Kinderwagengarage auf Gemeinschaftsfläche: Keine bauliche Veränderung, sondern zulässige Nutzung

Der Streitfall
In einer Eigentümerversammlung wurde beschlossen, für zwei Jahre eine „Kinderwagengarage“ mit den Maßen 1,20 Meter Breite, 2,00 Meter Tiefe und 1,35 Meter Höhe auf einer Fläche des Gemeinschaftseigentums aufzustellen. Der Standort war die einzige barrierefreie Fläche, die für einen Doppelkinderwagen geeignet war.

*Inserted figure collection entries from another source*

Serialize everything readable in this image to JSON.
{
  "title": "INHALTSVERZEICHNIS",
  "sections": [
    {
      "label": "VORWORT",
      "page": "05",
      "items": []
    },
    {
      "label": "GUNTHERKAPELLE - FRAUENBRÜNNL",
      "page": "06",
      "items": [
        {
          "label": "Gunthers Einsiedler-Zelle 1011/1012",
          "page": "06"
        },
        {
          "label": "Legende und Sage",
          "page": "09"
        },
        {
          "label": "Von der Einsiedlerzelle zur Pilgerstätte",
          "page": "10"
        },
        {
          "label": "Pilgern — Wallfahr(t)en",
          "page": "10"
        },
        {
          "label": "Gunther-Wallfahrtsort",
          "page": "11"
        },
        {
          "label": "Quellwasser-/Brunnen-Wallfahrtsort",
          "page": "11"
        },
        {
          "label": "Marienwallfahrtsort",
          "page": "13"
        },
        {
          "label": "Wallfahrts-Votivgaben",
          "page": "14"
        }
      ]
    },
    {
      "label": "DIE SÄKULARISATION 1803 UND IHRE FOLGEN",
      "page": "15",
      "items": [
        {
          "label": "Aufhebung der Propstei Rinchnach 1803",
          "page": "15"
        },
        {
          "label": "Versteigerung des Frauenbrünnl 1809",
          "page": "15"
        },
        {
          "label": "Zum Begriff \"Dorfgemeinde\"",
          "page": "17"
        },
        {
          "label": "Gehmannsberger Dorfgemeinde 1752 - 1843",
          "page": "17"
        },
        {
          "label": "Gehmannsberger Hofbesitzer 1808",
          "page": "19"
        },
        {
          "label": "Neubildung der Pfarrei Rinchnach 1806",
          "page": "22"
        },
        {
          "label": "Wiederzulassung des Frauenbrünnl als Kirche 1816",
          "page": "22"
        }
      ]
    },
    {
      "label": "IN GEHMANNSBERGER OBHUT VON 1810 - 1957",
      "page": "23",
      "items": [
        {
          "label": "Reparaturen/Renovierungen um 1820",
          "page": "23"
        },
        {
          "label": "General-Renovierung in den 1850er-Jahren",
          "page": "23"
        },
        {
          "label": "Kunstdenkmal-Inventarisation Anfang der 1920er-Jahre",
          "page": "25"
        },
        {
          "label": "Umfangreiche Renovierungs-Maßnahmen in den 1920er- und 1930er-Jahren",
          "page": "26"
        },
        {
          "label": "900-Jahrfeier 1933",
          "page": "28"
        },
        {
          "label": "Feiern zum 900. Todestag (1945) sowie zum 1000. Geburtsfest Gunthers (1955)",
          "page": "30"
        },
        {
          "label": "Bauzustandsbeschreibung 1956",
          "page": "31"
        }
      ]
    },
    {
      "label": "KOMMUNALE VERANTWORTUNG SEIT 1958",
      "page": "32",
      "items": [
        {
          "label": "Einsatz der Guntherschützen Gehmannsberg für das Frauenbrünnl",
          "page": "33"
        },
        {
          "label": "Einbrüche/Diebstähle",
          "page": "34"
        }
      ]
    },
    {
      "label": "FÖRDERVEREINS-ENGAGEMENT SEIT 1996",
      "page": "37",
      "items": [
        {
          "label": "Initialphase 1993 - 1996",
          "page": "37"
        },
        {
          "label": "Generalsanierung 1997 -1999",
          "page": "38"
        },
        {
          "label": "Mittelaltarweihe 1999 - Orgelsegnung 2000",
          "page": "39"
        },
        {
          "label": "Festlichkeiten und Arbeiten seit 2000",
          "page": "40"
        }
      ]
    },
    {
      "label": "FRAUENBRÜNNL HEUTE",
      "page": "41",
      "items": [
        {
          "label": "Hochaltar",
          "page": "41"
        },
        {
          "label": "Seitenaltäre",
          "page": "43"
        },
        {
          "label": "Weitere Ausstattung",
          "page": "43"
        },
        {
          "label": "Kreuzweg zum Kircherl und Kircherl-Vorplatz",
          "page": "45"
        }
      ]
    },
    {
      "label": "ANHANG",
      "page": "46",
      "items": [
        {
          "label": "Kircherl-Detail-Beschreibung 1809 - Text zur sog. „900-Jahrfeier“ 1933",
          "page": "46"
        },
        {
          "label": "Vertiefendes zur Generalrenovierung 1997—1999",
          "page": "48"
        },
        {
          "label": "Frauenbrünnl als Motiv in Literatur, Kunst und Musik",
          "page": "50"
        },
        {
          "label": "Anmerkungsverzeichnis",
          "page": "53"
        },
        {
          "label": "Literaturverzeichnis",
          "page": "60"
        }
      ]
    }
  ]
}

Einige Miteigentümer, die im Erdgeschoss eine Gewerbeeinheit verpachtet hatten, fühlten sich durch die Garage beeinträchtigt, da sie von deren Fenster aus sichtbar war. Sie fochten den Beschluss an und argumentierten, die Aufstellung sei eine bauliche Veränderung des gemeinschaftlichen Eigentums.
Die Entscheidung des Gerichts
Das Amtsgericht stellte klar, dass eine bauliche Veränderung im Sinne von § 20 Abs. 1 WEG eine auf Dauer angelegte Maßnahme an den realen Teilen des Gemeinschaftseigentums voraussetzt. Bleibe die bauliche Substanz unangetastet, handele es sich lediglich um eine Regelung des Gebrauchs (§ 19 Abs. 1 WEG).
Im vorliegenden Fall sei die Kinderwagengarage nicht fest mit dem Boden verbunden, sondern ruhe allein aufgrund ihres Eigengewichts auf der Fläche. Zudem sei die Nutzung ausdrücklich auf zwei Jahre befristet. Damit handle es sich nicht um eine auf Dauer angelegte Maßnahme, sondern lediglich um eine zulässige Gebrauchsregelung.
Einzelfallabwägung und Rücksichtnahme
Das Gericht betonte, dass bei Gebrauchsregelungen stets eine umfassende Einzelfallbetrachtung vorzunehmen ist. Maßgeblich sei die „goldene Grundregel“ gegenseitiger Rücksichtnahme: Die Interessen der Eltern an einer barrierefreien Abstellmöglichkeit für den Kinderwagen überwögen in diesem Fall die rein subjektiven Beeinträchtigungsgefühle der klagenden Miteigentümer.
Konkret stellte das Gericht fest:
- Die Kinderwagengarage verdecke lediglich einen kleinen Teil des Fensters der betroffenen Gewerbeeinheit und verdunkele den Raum nur unerheblich.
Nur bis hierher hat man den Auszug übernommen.